Хотя я была слаба и в последнее время принимала некоторые сомнительные решения, я не могла полностью отказаться от себя. Я должна попытаться, черт возьми, попытаться вернуться к прежней версии себя. Теперь у меня есть маленькая племянница. Она вырастит и должна увидеть во мне крутую, слегка чокнутую тетю. А не нынешнюю слюнтяйку.

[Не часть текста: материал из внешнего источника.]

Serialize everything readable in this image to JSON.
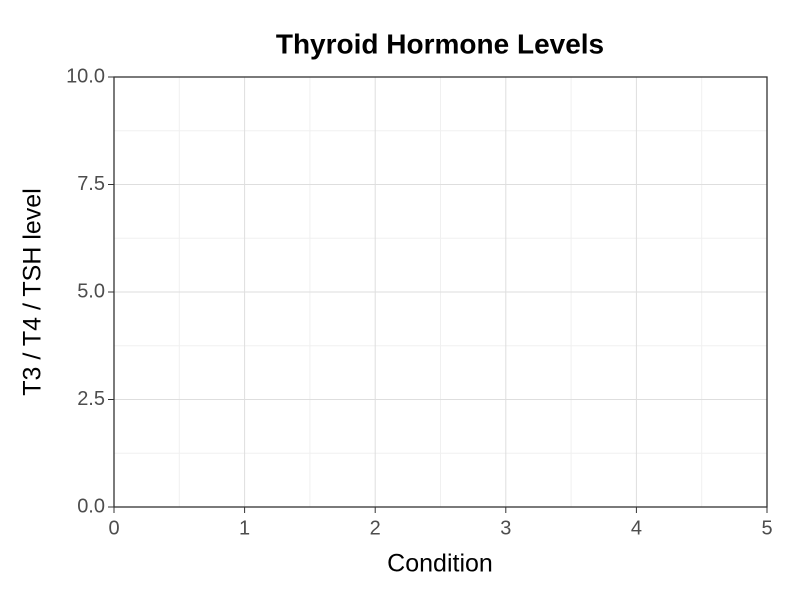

Итак, я сидела в кресле, вдыхая аромат дорогой свечи и глядя на океан.
— Были похороны, — сказала я. Это была первая моя речь с тех пор, как я села пятнадцать минут назад. Тина не очень-то умела уговаривать. Не притворялась моим другом, чтобы ослабить бдительность, заставить меня заговорить.
Нет, ее сверхспособностью было молчание. Она могла бы сидеть в своем кресле, застыв, наблюдая, ожидая. Она делала это целый час. Она делала это во время моих первых нескольких сеансов. Это произвело на меня впечатление. Я подумала, что полиция могла бы использовать ее для своих допросов. Никаких пыток. Нет, звук собственного дыхания, собственного сердцебиения, неспособность убежать от крика внутри головы… Это пытка, в которой нуждался поврежденный человек.
Она хороша. Вот почему я платила ей большие деньги.
— Похороны ребенка. — От этих слов у меня пересохло во рту.
Ребенок.
Наш ребенок.
— Я не пошла, — продолжила я хриплым голосом. — Все пытались говорить со мной мягким тоном. Все по-своему. Стелла, мягко, со слезами на глазах. Ясмин, тоже мягко, но без слез. Зои разыграла жесткую карту. Или пыталась. Это не сработало, жалость ко мне просочилась из ее пор, — усмехнулась я.
Меня поразило воспоминание о них всех, безукоризненно одетых в траурное черное, сидящих рядом со мной на диване, загораживая мне вид на сериал. Карсон пришел последним.
Воспоминание царапнуло мою кожу. Но я сидела неподвижно, уравновешенная, с сухими глазами.
— Я не могла пойти, — сказала я, вернувшись в настоящее. — Я не могла смотреть на крошечный гроб. Не могла стоять под гребаным калифорнийским солнцем в черном, рядом со своими друзьями и семьей, хороня своего ребенка.